In early August, NRHA organized a march on Washington to pressure Congress to spare two particular Medicare extenders, which are set to expire Oct. 1. They include the Medicare dependent hospital designation and the low-volume hospital adjuster, both created in the 1980s to help cover the costs for low-volume rural hospitals that primarily treat Medicare beneficiaries.

But times have changed, as have members of Congress. Many longtime supporters of the supplemental payments have been replaced, especially in the House of Representatives, with members who are more focused on fixing the deficit, according to hospital advocates. And many of these new members are pushing for assessments of the benefits of each extender.

For example, a bill introduced in the House by U.S. Rep. Tom Reed, R-New York, in June, supports Medicare extenders, but requires the Government Accountability Office to conduct a study on the financial impact of federal rural health funding programs.

A march for rural hospitals
event this summer in
Washington, D.C.

Kidder points out that these programs do not, in fact, cost the Medicare program more money. In April, NRHA analyzed CMS sharedsavings program data and found that Medicare spent 3.7 percent less per rural Medicare beneficiary than for care provided in other areas.

“What we really have at the end of the year is an opportunity to influence Congress to extend these programs an additional one year,” says Kidder.

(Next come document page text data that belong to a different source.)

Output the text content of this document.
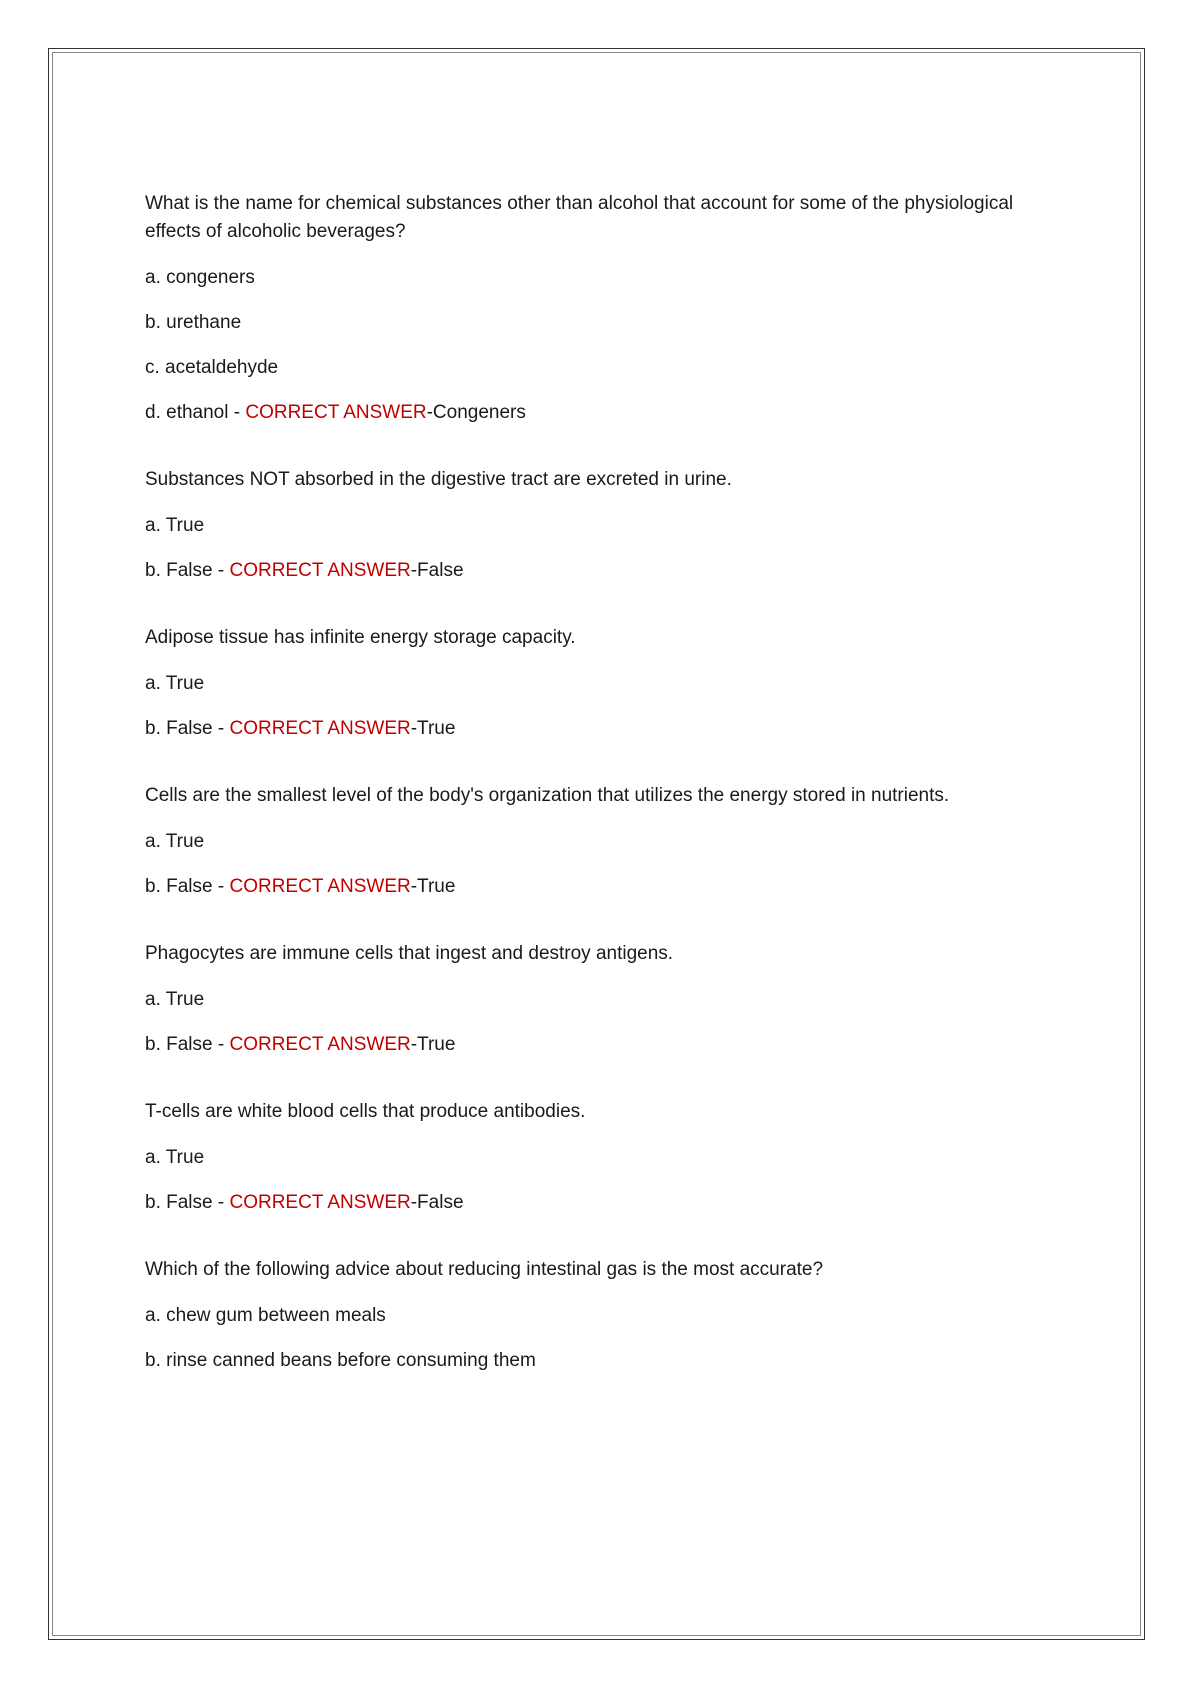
What is the name for chemical substances other than alcohol that account for some of the physiological effects of alcoholic beverages?

a. congeners

b. urethane

c. acetaldehyde

d. ethanol - CORRECT ANSWER-Congeners

Substances NOT absorbed in the digestive tract are excreted in urine.

a. True

b. False - CORRECT ANSWER-False

Adipose tissue has infinite energy storage capacity.

a. True

b. False - CORRECT ANSWER-True

Cells are the smallest level of the body's organization that utilizes the energy stored in nutrients.

a. True

b. False - CORRECT ANSWER-True

Phagocytes are immune cells that ingest and destroy antigens.

a. True

b. False - CORRECT ANSWER-True

T-cells are white blood cells that produce antibodies.

a. True

b. False - CORRECT ANSWER-False

Which of the following advice about reducing intestinal gas is the most accurate?

a. chew gum between meals

b. rinse canned beans before consuming them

Other Medicare extenders are up for grabs, as are the two percent Medicare sequestration cuts in January and a decrease in the bad debt reimbursement from 70 percent to 65 percent.

A hard time fitting in
New Medicare payment models under health care reform propose to financially support rural and urban hospitals alike. But rural providers will have a hard time fitting into new, more collaborative models of care, specifically Accountable Care Organizations (ACOs), according to Morgan.

ACOs encourage providers to hold joint responsibility for the health of a patient, giving them financial incentives to cooperate and save money. Providers that achieve this, while also meeting quality targets, are able to keep a share of the savings. But if an ACO is not able to save money, it might have to pay a penalty or eat the costs of investments made to improve care. When the Obama administration originally released its proposed rule on ACOs, rural providers weren’t happy. Complaints about the costs of establishing an ACO led to a concession from the administration to allow rural providers to apply and receive advanced payments in order to help them build the infrastructure for coordinated care.